FIG. 2 shows a schematic diagram of the crystal unit structure of both 4H and 6H polytypes, which are representative polytypes.

FIG. 3 is a diagram showing a change in crystal structure due to doping with aluminum atoms during growth of a SiC single crystal.

FIG. 4 is a diagram showing a change in crystal structure in the case of switching from doping of nitrogen atoms to undoping during growth of a SiC single crystal.
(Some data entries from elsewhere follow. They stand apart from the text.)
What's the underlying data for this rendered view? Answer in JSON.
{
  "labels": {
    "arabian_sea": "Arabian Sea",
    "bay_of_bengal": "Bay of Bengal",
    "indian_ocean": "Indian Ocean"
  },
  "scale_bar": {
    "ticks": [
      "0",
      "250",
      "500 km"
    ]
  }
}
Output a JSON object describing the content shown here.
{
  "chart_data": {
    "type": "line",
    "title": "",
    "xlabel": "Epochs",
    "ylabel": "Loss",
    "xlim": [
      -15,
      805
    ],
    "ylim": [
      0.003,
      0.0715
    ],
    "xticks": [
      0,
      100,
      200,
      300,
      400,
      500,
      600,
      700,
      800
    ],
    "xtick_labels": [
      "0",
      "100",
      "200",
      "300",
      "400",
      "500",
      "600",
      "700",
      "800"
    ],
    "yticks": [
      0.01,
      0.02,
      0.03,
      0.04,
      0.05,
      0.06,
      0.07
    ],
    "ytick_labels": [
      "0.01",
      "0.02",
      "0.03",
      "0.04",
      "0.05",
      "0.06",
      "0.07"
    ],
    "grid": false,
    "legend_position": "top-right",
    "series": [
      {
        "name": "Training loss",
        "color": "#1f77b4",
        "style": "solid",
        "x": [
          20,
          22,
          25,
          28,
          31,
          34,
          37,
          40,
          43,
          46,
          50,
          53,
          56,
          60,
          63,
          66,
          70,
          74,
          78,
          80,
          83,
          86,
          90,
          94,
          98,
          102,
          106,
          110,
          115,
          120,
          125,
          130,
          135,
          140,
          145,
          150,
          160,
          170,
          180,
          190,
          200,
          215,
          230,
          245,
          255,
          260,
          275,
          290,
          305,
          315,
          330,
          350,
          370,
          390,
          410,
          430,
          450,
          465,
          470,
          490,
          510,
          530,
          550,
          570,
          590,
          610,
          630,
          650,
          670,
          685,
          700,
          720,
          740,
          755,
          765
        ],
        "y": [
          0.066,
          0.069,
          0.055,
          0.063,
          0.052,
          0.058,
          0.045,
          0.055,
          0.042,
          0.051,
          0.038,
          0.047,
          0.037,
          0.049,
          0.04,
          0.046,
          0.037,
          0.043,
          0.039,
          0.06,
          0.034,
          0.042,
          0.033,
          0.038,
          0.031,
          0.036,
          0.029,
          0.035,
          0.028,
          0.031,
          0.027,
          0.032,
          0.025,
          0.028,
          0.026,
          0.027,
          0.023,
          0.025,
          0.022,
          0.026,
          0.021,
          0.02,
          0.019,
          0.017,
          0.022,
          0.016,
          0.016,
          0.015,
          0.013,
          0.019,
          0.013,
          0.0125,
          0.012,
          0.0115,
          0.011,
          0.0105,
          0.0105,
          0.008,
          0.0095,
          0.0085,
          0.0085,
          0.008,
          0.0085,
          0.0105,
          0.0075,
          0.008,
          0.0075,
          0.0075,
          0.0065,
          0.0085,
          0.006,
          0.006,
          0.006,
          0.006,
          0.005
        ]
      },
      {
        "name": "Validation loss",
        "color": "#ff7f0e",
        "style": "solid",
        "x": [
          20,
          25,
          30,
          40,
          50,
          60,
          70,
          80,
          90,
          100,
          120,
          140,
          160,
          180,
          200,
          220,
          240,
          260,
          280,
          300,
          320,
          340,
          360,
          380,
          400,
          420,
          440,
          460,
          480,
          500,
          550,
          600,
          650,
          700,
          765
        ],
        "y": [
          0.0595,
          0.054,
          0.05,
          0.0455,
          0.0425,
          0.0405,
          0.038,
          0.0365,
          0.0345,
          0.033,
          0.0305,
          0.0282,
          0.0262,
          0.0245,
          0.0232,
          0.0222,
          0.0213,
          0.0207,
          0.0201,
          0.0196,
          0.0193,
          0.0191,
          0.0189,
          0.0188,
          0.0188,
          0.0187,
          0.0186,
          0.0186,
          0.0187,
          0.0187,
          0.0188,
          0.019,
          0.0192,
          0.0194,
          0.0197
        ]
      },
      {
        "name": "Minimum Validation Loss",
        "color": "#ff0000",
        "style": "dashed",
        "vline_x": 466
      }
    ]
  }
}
FIG. 5 is a configuration diagram showing an example of a single crystal growth apparatus used in the manufacturing method of the present invention.

[Explanation of symbols]

1 seed crystal (SiC single crystal) 2 SiC powder raw material 3 Graphite crucible 4 Graphite crucible lid 5 Double quartz tube 6 Graphite support rod 7 Graphite felt 8 work coil 9 gas piping 10 Doping gas mass flow controller 11 Vacuum exhaust device

Continued front page    (72) Inventor Tatsuo Fujimoto             20-1 Shintomi, Futtsu-shi, Chiba Nippon Steel shares             Company Technology Development Division (72) Inventor Hirokatsu Yashiro             20-1 Shintomi, Futtsu-shi, Chiba Nippon Steel shares             Company Technology Development Division F term (reference) 4G077 AA02 AB01 BE08 DA18 DB12                       EB01 SA01 SA06                 5F041 CA33 CA47 CA48 CA58

Claims (8)

[Claims] 1. A silicon carbide single crystal ingot having at least one layer containing a different element in the silicon carbide single crystal ingot. 2. The silicon carbide single crystal ingot according to claim 1, wherein the different element contained in the different element containing layer is nitrogen, boron, aluminum, or nitrogen and boron. 3. The content of the different element in the different element containing layer is 1 × 10 ¹⁷ to 1 × 10 ²⁰ atom / cm ³ .
The silicon carbide single crystal ingot according to claim 1 or 2. 4. The silicon carbide single crystal ingot according to claim 1, wherein the silicon carbide single crystals adjacent to each other with the different element-containing layer having different polytypes. 5. A caliber having a diameter of 50 mm or more.
The silicon carbide single crystal ingot according to any one of items 1 to 4. 6. A silicon carbide single crystal substrate obtained by cutting and polishing the silicon carbide single crystal ingot according to any one of claims 1 to 5. 7. A silicon carbide epitaxial wafer obtained by epitaxially growing the silicon carbide single crystal substrate according to claim 6. 8. The method for producing a silicon carbide single crystal ingot according to claim 1, further comprising the step of heating the raw material silicon carbide to grow a single crystal on a seed crystal by a sublimation recrystallization method. A method for producing a silicon carbide single crystal ingot, characterized in that a heterogeneous element other than a crystal constituent element is introduced during a single crystal growth for a predetermined period of crystal growth to form at least one heterogeneous element-containing layer. Method.